Additional references regarding related subject matter teach that ketamine acts as a noncompetitive N-methyl-D-aspartate antagonist (NMDA), Martin, D., et al, Neuropharmacology, Vol. 24, No. 10, pp 999-1003 (1985); Thomson, A. M., et al, Nature, Vol. 313, pp 479-481 (7 February 1985); and teach that 2-amino-7-phosphoheptanoic acid (2-APH), also an N-methyl-D-aspartate antagonist, shows prevention of brain damage associated with stroke, SCRIP, number 1067, p 22 (Jan. 13, 1986). However, although a rationale for testing 2-APH in stroke is presented in SCRIP the reference does not suggest the use of ketamine as such for treatment of stroke, and particularly, there is no disclosure to make obvious the critical administration of the present invention.

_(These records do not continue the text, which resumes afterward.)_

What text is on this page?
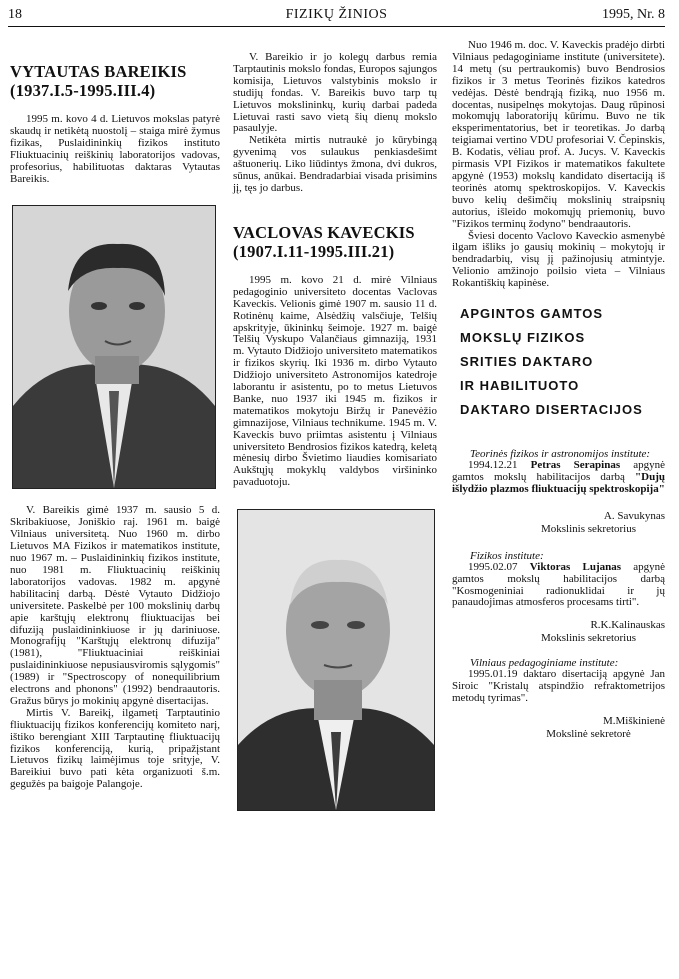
18	FIZIKŲ ŽINIOS	1995, Nr. 8
VYTAUTAS BAREIKIS
(1937.I.5-1995.III.4)

1995 m. kovo 4 d. Lietuvos mokslas patyrė skaudų ir netikėtą nuostolį – staiga mirė žymus fizikas, Puslaidininkių fizikos instituto Fliuktuacinių reiškinių laboratorijos vadovas, profesorius, habilituotas daktaras Vytautas Bareikis.

V. Bareikis gimė 1937 m. sausio 5 d. Skribakiuose, Joniškio raj. 1961 m. baigė Vilniaus universitetą. Nuo 1960 m. dirbo Lietuvos MA Fizikos ir matematikos institute, nuo 1967 m. – Puslaidininkių fizikos institute, nuo 1981 m. Fliuktuacinių reiškinių laboratorijos vadovas. 1982 m. apgynė habilitacinį darbą. Dėstė Vytauto Didžiojo universitete. Paskelbė per 100 mokslinių darbų apie karštųjų elektronų fliuktuacijas bei difuziją puslaidininkiuose ir jų dariniuose. Monografijų "Karštųjų elektronų difuzija" (1981), "Fliuktuaciniai reiškiniai puslaidininkiuose nepusiausviromis sąlygomis" (1989) ir "Spectroscopy of nonequilibrium electrons and phonons" (1992) bendraautoris. Gražus būrys jo mokinių apgynė disertacijas.

Mirtis V. Bareikį, ilgametį Tarptautinio fliuktuacijų fizikos konferencijų komiteto narį, ištiko berengiant XIII Tarptautinę fliuktuacijų fizikos konferenciją, kurią, pripažįstant Lietuvos fizikų laimėjimus toje srityje, V. Bareikiui buvo pati kėta organizuoti š.m. gegužės pa baigoje Palangoje.

V. Bareikio ir jo kolegų darbus remia Tarptautinis mokslo fondas, Europos sąjungos komisija, Lietuvos valstybinis mokslo ir studijų fondas. V. Bareikis buvo tarp tų Lietuvos mokslininkų, kurių darbai padeda Lietuvai rasti savo vietą šių dienų mokslo pasaulyje.

Netikėta mirtis nutraukė jo kūrybingą gyvenimą vos sulaukus penkiasdešimt aštuonerių. Liko liūdintys žmona, dvi dukros, sūnus, anūkai. Bendradarbiai visada prisimins jį, tęs jo darbus.

VACLOVAS KAVECKIS
(1907.I.11-1995.III.21)

1995 m. kovo 21 d. mirė Vilniaus pedagoginio universiteto docentas Vaclovas Kaveckis. Velionis gimė 1907 m. sausio 11 d. Rotinėnų kaime, Alsėdžių valsčiuje, Telšių apskrityje, ūkininkų šeimoje. 1927 m. baigė Telšių Vyskupo Valančiaus gimnaziją, 1931 m. Vytauto Didžiojo universiteto matematikos ir fizikos skyrių. Iki 1936 m. dirbo Vytauto Didžiojo universiteto Astronomijos katedroje laborantu ir asistentu, po to metus Lietuvos Banke, nuo 1937 iki 1945 m. fizikos ir matematikos mokytoju Biržų ir Panevėžio gimnazijose, Vilniaus technikume. 1945 m. V. Kaveckis buvo priimtas asistentu į Vilniaus universiteto Bendrosios fizikos katedrą, keletą mėnesių dirbo Švietimo liaudies komisariato Aukštųjų mokyklų valdybos viršininko pavaduotoju.

Nuo 1946 m. doc. V. Kaveckis pradėjo dirbti Vilniaus pedagoginiame institute (universitete). 14 metų (su pertraukomis) buvo Bendrosios fizikos ir 3 metus Teorinės fizikos katedros vedėjas. Dėstė bendrąją fiziką, nuo 1956 m. docentas, nusipelnęs mokytojas. Daug rūpinosi mokomųjų laboratorijų kūrimu. Buvo ne tik eksperimentatorius, bet ir teoretikas. Jo darbą teigiamai vertino VDU profesoriai V. Čepinskis, B. Kodatis, vėliau prof. A. Jucys. V. Kaveckis pirmasis VPI Fizikos ir matematikos fakultete apgynė (1953) mokslų kandidato disertaciją iš teorinės atomų spektroskopijos. V. Kaveckis buvo kelių dešimčių mokslinių straipsnių autorius, išleido mokomųjų priemonių, buvo "Fizikos terminų žodyno" bendraautoris.

Šviesi docento Vaclovo Kaveckio asmenybė ilgam išliks jo gausių mokinių – mokytojų ir bendradarbių, visų jį pažinojusių atmintyje. Velionio amžinojo poilsio vieta – Vilniaus Rokantiškių kapinėse.

APGINTOS GAMTOS

MOKSLŲ FIZIKOS

SRITIES DAKTARO

IR HABILITUOTO

DAKTARO DISERTACIJOS

Teorinės fizikos ir astronomijos institute:

1994.12.21 Petras Serapinas apgynė gamtos mokslų habilitacijos darbą "Dujų išlydžio plazmos fliuktuacijų spektroskopija"

A. Savukynas

Mokslinis sekretorius

Fizikos institute:

1995.02.07 Viktoras Lujanas apgynė gamtos mokslų habilitacijos darbą "Kosmogeniniai radionuklidai ir jų panaudojimas atmosferos procesams tirti".

R.K.Kalinauskas

Mokslinis sekretorius

Vilniaus pedagoginiame institute:

1995.01.19 daktaro disertaciją apgynė Jan Siroic "Kristalų atspindžio refraktometrijos metodų tyrimas".

M.Miškinienė

Mokslinė sekretorė
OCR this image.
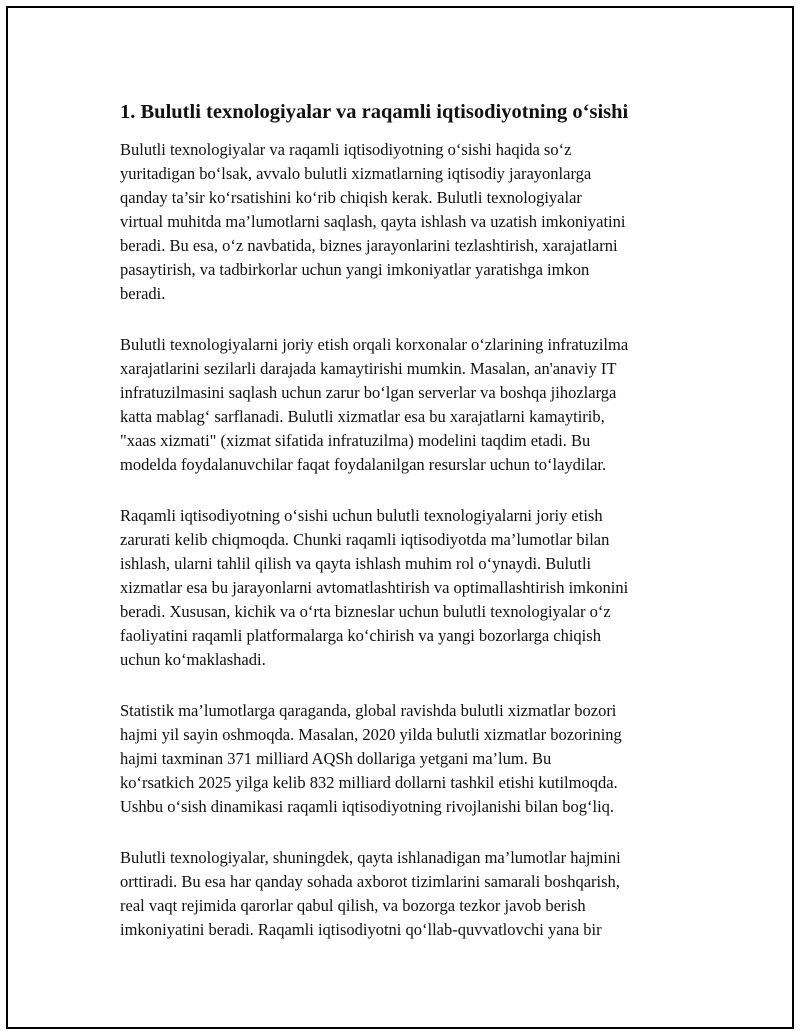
1. Bulutli texnologiyalar va raqamli iqtisodiyotning o‘sishi
Bulutli texnologiyalar va raqamli iqtisodiyotning o‘sishi haqida so‘z
yuritadigan bo‘lsak, avvalo bulutli xizmatlarning iqtisodiy jarayonlarga
qanday ta’sir ko‘rsatishini ko‘rib chiqish kerak. Bulutli texnologiyalar
virtual muhitda ma’lumotlarni saqlash, qayta ishlash va uzatish imkoniyatini
beradi. Bu esa, o‘z navbatida, biznes jarayonlarini tezlashtirish, xarajatlarni
pasaytirish, va tadbirkorlar uchun yangi imkoniyatlar yaratishga imkon
beradi.
Bulutli texnologiyalarni joriy etish orqali korxonalar o‘zlarining infratuzilma
xarajatlarini sezilarli darajada kamaytirishi mumkin. Masalan, an'anaviy IT
infratuzilmasini saqlash uchun zarur bo‘lgan serverlar va boshqa jihozlarga
katta mablag‘ sarflanadi. Bulutli xizmatlar esa bu xarajatlarni kamaytirib,
"xaas xizmati" (xizmat sifatida infratuzilma) modelini taqdim etadi. Bu
modelda foydalanuvchilar faqat foydalanilgan resurslar uchun to‘laydilar.
Raqamli iqtisodiyotning o‘sishi uchun bulutli texnologiyalarni joriy etish
zarurati kelib chiqmoqda. Chunki raqamli iqtisodiyotda ma’lumotlar bilan
ishlash, ularni tahlil qilish va qayta ishlash muhim rol o‘ynaydi. Bulutli
xizmatlar esa bu jarayonlarni avtomatlashtirish va optimallashtirish imkonini
beradi. Xususan, kichik va o‘rta bizneslar uchun bulutli texnologiyalar o‘z
faoliyatini raqamli platformalarga ko‘chirish va yangi bozorlarga chiqish
uchun ko‘maklashadi.
Statistik ma’lumotlarga qaraganda, global ravishda bulutli xizmatlar bozori
hajmi yil sayin oshmoqda. Masalan, 2020 yilda bulutli xizmatlar bozorining
hajmi taxminan 371 milliard AQSh dollariga yetgani ma’lum. Bu
ko‘rsatkich 2025 yilga kelib 832 milliard dollarni tashkil etishi kutilmoqda.
Ushbu o‘sish dinamikasi raqamli iqtisodiyotning rivojlanishi bilan bog‘liq.
Bulutli texnologiyalar, shuningdek, qayta ishlanadigan ma’lumotlar hajmini
orttiradi. Bu esa har qanday sohada axborot tizimlarini samarali boshqarish,
real vaqt rejimida qarorlar qabul qilish, va bozorga tezkor javob berish
imkoniyatini beradi. Raqamli iqtisodiyotni qo‘llab-quvvatlovchi yana bir
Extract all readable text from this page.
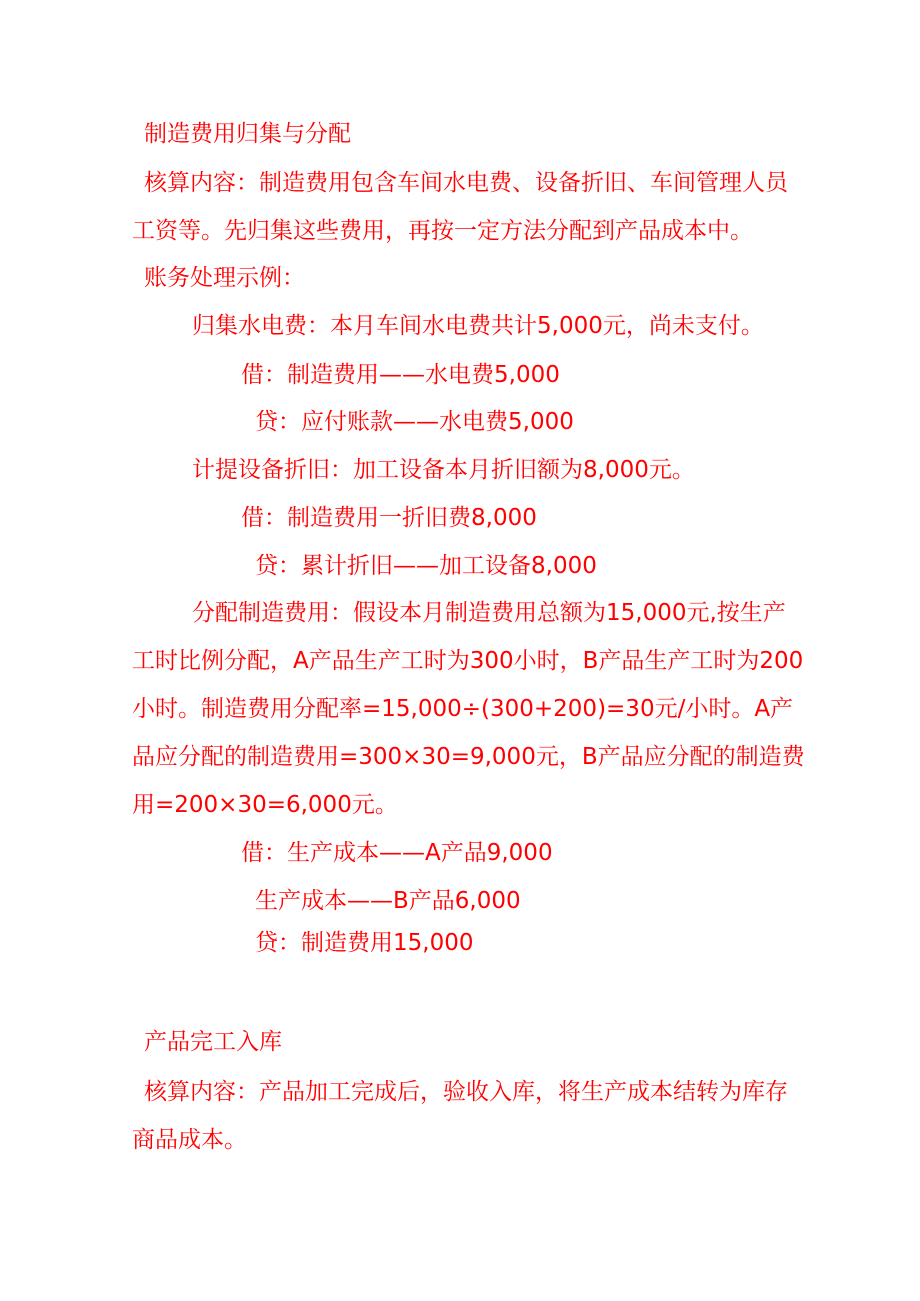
制造费用归集与分配
核算内容：制造费用包含车间水电费、设备折旧、车间管理人员
工资等。先归集这些费用，再按一定方法分配到产品成本中。
账务处理示例：
归集水电费：本月车间水电费共计5,000元，尚未支付。
借：制造费用——水电费5,000
贷：应付账款——水电费5,000
计提设备折旧：加工设备本月折旧额为8,000元。
借：制造费用一折旧费8,000
贷：累计折旧——加工设备8,000
分配制造费用：假设本月制造费用总额为15,000元,按生产
工时比例分配，A产品生产工时为300小时，B产品生产工时为200
小时。制造费用分配率=15,000÷(300+200)=30元/小时。A产
品应分配的制造费用=300×30=9,000元，B产品应分配的制造费
用=200×30=6,000元。
借：生产成本——A产品9,000
生产成本——B产品6,000
贷：制造费用15,000
产品完工入库
核算内容：产品加工完成后，验收入库，将生产成本结转为库存
商品成本。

Further, the present invention is the use of ketamine for treating a subject at risk of stroke as disclosed herein wherein the treatment is administration of ketamine in combination with a benzodiazepine, such as diazepam. Again, although references show the combined use of ketamine and benzodiazepines, Langrehr, D., et al, Acta Anaesthesiologica Belgica, number 2, pp 165-187 (June 1984), the combination is not obvious for use in the present invention administration of ketamine.